The history is that of Kievan Rus, the medieval empire centered in the capital founded by Vasylenko’s Attila-Kij. At its zenith in the 10th and 11th centuries, Kiev was an international center of trade, scholarship and religion. It ruled a tribal federation that stretched from the Carpathian mountains to the Volga, and from the Black Sea to the Baltic.
But in 1240, Mongols sacked the city and most of Kievan Rus fell under the Golden Horde.
That much is not very controversial. What happened afterward is. Two hundred years later, a small principality called Muscovy (later Moscow) chased the Mongols out and proclaimed itself the successor to Kievan Rus. Only Muscovy did not even exist during Kiev’s heyday, and the tribes that lived there were not Slavs. They were Finno-Ugric.
To explain away that fact, Russian historians decided that the Slavic inhabitants of Kievan Rus all migrated north under pressure from the Mongols. They became the modern Russian nation. As for the Ukrainians, they came from somewhere else (no one bothered much to find out where) and settled on the territory around Kiev centuries later.
According to Ukrainian historian Vitaly Shevchuk, Muscovy’s claim to Rus created a pretext for expanding its empire by “gathering together the Rus lands” that had fragmented after the Mongol invasion. It also created the myth of the Russian “elder brother,” whose prerogative was telling his Slavic “little brother” (Ukraine) what to do, Shevchuk said in an interview published by a Kiev newspaper.
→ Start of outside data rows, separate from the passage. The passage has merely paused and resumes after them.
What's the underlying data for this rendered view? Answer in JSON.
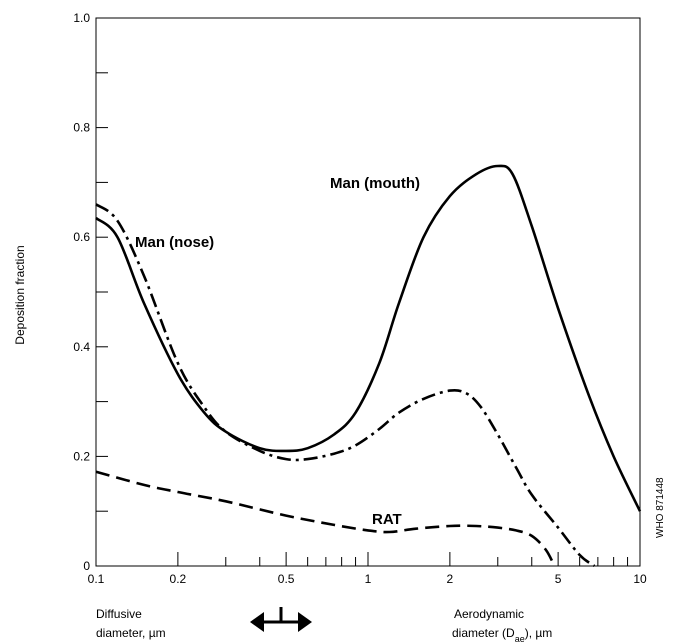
{
  "chart_data": {
    "type": "line",
    "ylabel": "Deposition fraction",
    "ylim": [
      0,
      1.0
    ],
    "xlim": [
      0.1,
      10
    ],
    "x_scale": "log",
    "y_tick_labels": [
      "0",
      "0.2",
      "0.4",
      "0.6",
      "0.8",
      "1.0"
    ],
    "x_tick_labels": [
      "0.1",
      "0.2",
      "0.5",
      "1",
      "2",
      "5",
      "10"
    ],
    "x_label_left": [
      "Diffusive",
      "diameter, µm"
    ],
    "x_label_right": {
      "line1": "Aerodynamic",
      "line2_prefix": "diameter (D",
      "line2_sub": "ae",
      "line2_suffix": "), µm"
    },
    "grid": false,
    "legend": "none",
    "series": [
      {
        "name": "Man (mouth)",
        "style": "solid",
        "x": [
          0.1,
          0.12,
          0.15,
          0.2,
          0.25,
          0.3,
          0.4,
          0.5,
          0.6,
          0.75,
          0.9,
          1.1,
          1.3,
          1.6,
          2.0,
          2.5,
          3.0,
          3.4,
          4.0,
          5.0,
          6.5,
          8.0,
          10.0
        ],
        "values": [
          0.635,
          0.6,
          0.48,
          0.35,
          0.28,
          0.245,
          0.215,
          0.21,
          0.215,
          0.24,
          0.28,
          0.37,
          0.48,
          0.6,
          0.675,
          0.715,
          0.73,
          0.715,
          0.62,
          0.47,
          0.31,
          0.2,
          0.1
        ]
      },
      {
        "name": "Man (nose)",
        "style": "dash-dot",
        "x": [
          0.1,
          0.12,
          0.15,
          0.2,
          0.25,
          0.3,
          0.4,
          0.5,
          0.6,
          0.75,
          0.9,
          1.1,
          1.3,
          1.6,
          2.0,
          2.3,
          2.6,
          3.0,
          3.5,
          4.0,
          5.0,
          6.0,
          6.8
        ],
        "values": [
          0.66,
          0.63,
          0.53,
          0.37,
          0.29,
          0.245,
          0.21,
          0.195,
          0.195,
          0.205,
          0.22,
          0.25,
          0.28,
          0.305,
          0.32,
          0.315,
          0.29,
          0.24,
          0.18,
          0.13,
          0.07,
          0.02,
          0.0
        ]
      },
      {
        "name": "RAT",
        "style": "dashed",
        "x": [
          0.1,
          0.15,
          0.2,
          0.3,
          0.5,
          0.75,
          1.0,
          1.2,
          1.5,
          2.0,
          2.5,
          3.0,
          3.5,
          4.0,
          4.5,
          4.85
        ],
        "values": [
          0.172,
          0.148,
          0.135,
          0.118,
          0.092,
          0.075,
          0.065,
          0.062,
          0.068,
          0.073,
          0.073,
          0.07,
          0.065,
          0.055,
          0.03,
          0.0
        ]
      }
    ],
    "annotations": {
      "mouth_label": "Man (mouth)",
      "nose_label": "Man (nose)",
      "rat_label": "RAT",
      "side_code": "WHO 871448"
    }
  }
}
Thus, when Muscovy absorbed Ukraine in 1654, the Russians called the result a “reunion.” Three hundred years later, the Soviets celebrated the occasion by building a giant “Arch of the Reunion” on the hills above the Dnieper. But now the Ukrainians are calling that so-called reunion “annexation,” and while newspapers regularly publish schemes for demolishing the arch, scholars like Shevchuk and Pritsak are poking holes in Russia’s version of history and its claim to Kievan Rus.
Saying that Kievan Rus is a part of Russian history, argues Pritsak, would be like American historians “saying that Shakespeare was an American” because many colonists came from England.
That view faces an uphill battle when every encyclopedia traces Russia’s history back to Kiev. Nevertheless, Pritsak, who was instrumental in founding Harvard’s Institute of Ukrainian Studies, believes that his Western colleagues will soon come to accept the Ukrainian version of history.
But persuading Russians, most of whom remain convinced that Rus is synonymous with Russia, could be a matter of strategic significance.
If reactionaries come to power in Moscow, Ukraine could again be the victim of a campaign to “gather together the Rus lands” that fragmented with the Soviet Union’s collapse. Unless, of course, a new Attila-Kij appears to lead the anti-imperial battle.